A friend recommended this to me many years ago. Somewhere in this house there is an actual paper copy. Suddenly about a week ago it occurred to me that the choir concert is coming up in just a couple of weeks - and I can't stand for much as five minutes without that deep pain in my back on the right side just below my waist. Sunday mornings with the doxology followed by a hymn followed by the choir special were a case in point. I can't afford a chiropractor, and one worth the money wouldn't guarantee to "fix" me in two weeks. Sufficient pain-killers to do the job would leave me in a stupor. So I decided to read the book - EC told me that she had not had back trouble since reading it.
The premise is that back pain is generally caused by repressed motion, particularly anger and can be cured by recognizing that.
Dr. Sarno is very gentle with his colleagues. He discusses institutionalized blindness, and a long history of traditional medicine. He even alludes to the risks incumbent upon challenging conventional wisdom.
He does not point out that palliative care is forever. If an individual is cured of a long-standing complaint, he goes away - and takes his money with him. He does hint that pharmaceutical companies have a vested interest in extended drug treatments, but never suggests that members of the medical profession could share that view of treatment.
He also forbears to point out that many patients are unwilling to take any responsibility for their treatment beyond taking a pill. There is a
pervasive believe in the "magic bullet" - the drug that will fix everything. There is also the Munchausen contingent of the population which craves ever more expensive and exotic treatments for the sympathy which is lavished upon them. These patients do not want a simple, inexpensive, total cure.

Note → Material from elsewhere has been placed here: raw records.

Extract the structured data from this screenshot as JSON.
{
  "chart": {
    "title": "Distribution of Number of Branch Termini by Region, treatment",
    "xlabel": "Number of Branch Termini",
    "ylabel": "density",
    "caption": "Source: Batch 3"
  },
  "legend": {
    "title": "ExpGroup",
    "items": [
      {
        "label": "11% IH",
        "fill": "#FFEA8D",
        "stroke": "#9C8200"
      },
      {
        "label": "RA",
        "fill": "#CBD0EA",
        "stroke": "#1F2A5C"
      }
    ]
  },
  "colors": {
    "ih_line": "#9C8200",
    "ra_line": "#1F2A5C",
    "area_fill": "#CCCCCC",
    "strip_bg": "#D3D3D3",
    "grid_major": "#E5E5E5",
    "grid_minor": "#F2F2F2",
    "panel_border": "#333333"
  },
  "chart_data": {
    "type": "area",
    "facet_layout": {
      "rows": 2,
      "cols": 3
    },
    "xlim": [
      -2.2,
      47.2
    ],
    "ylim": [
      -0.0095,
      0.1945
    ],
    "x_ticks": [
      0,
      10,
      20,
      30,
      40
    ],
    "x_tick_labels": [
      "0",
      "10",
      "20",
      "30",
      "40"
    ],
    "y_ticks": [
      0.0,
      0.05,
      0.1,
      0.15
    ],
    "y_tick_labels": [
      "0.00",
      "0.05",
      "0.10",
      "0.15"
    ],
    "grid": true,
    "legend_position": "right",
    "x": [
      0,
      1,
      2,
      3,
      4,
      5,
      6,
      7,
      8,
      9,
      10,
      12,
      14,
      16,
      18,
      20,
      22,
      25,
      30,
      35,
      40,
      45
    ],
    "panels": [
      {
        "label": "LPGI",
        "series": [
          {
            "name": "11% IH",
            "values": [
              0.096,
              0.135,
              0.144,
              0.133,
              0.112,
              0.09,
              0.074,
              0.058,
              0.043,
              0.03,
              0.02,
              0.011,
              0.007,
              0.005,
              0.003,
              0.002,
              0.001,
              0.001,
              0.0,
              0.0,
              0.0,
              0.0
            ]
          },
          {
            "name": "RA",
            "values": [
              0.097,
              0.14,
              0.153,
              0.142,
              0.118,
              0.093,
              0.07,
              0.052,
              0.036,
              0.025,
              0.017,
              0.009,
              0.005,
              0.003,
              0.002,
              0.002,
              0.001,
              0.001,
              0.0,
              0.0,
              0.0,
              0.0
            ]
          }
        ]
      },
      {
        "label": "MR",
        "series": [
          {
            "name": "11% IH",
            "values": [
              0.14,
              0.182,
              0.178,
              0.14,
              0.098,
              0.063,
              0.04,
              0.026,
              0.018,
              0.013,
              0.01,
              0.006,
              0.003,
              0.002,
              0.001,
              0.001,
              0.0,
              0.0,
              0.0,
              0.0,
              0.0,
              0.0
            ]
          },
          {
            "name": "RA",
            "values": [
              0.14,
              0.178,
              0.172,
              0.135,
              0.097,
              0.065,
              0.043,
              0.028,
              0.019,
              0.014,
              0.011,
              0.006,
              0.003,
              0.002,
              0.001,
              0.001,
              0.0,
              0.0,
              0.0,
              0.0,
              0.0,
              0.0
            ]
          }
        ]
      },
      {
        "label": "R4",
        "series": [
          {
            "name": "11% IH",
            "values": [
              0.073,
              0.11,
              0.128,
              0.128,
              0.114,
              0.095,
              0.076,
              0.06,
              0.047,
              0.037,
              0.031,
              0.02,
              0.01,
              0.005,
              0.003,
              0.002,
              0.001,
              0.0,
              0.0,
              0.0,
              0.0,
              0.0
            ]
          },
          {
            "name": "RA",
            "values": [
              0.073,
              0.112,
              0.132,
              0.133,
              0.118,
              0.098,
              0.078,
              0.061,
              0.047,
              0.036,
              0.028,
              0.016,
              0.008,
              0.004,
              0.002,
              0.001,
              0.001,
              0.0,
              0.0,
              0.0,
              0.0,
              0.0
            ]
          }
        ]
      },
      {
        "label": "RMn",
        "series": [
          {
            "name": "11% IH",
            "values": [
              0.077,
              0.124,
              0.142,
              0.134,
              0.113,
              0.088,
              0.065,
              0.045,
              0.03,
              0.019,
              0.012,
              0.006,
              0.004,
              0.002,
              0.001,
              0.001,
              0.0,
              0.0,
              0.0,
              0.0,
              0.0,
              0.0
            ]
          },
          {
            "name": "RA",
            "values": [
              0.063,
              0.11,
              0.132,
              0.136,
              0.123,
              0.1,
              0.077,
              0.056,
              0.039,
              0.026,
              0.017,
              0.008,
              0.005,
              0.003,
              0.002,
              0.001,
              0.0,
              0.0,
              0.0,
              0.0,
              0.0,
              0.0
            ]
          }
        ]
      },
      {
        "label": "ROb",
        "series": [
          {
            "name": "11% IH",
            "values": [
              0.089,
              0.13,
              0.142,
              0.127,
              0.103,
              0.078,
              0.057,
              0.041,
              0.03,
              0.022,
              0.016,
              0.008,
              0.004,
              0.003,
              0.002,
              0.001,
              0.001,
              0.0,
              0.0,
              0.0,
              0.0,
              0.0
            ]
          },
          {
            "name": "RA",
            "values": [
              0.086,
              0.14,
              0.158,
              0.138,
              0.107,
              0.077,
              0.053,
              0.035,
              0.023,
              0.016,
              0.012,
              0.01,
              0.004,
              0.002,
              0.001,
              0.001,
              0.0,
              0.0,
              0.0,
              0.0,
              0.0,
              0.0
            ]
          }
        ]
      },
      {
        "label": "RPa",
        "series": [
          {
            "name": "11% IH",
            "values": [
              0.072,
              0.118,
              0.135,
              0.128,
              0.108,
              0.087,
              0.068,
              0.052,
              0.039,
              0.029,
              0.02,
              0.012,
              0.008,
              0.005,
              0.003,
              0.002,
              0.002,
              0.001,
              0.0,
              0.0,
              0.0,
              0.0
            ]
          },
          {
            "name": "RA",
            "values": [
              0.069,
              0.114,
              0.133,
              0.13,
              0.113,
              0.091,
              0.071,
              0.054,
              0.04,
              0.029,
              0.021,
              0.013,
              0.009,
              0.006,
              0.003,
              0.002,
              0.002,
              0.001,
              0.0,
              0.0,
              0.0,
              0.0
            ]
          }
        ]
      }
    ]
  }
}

As for me, I wish I had read it when she told me about it. Maybe I could have spent the last ten or fifteen years without the pain. I made a joke of it to Anne and told her that I was going to fix my back by the "think system" as in Music Man. It does sound like it. But it has been said, "And ye shall know the truth, and the truth shall make you free." And the truth is that there is nothing really wrong with my back - if there were, I would have had worse problems years ago. Early episodes of back pain many years ago can all be associated with visits from my husband's parents. It doesn't take a lot of insight to realize that I have been repressing a lot of anger for the last ten years at least. The beauty of this is that you don't have to "cure" the anger - you just have to recognize the fact that it exists and that your brain has hidden it by giving you some pain to worry about. I don't know that I can think myself well by the concert - but I really do think it can be done. Last Thursday, I wandered all over campus without any problems at all, until I headed over to the police station to get a parking sticker, knowing all the while that my driver's license is expired - has been for two years. I hobbled in and they gave me a parking sticker without even asking to see my license. -- And I walked back to my office without a twinge in my back.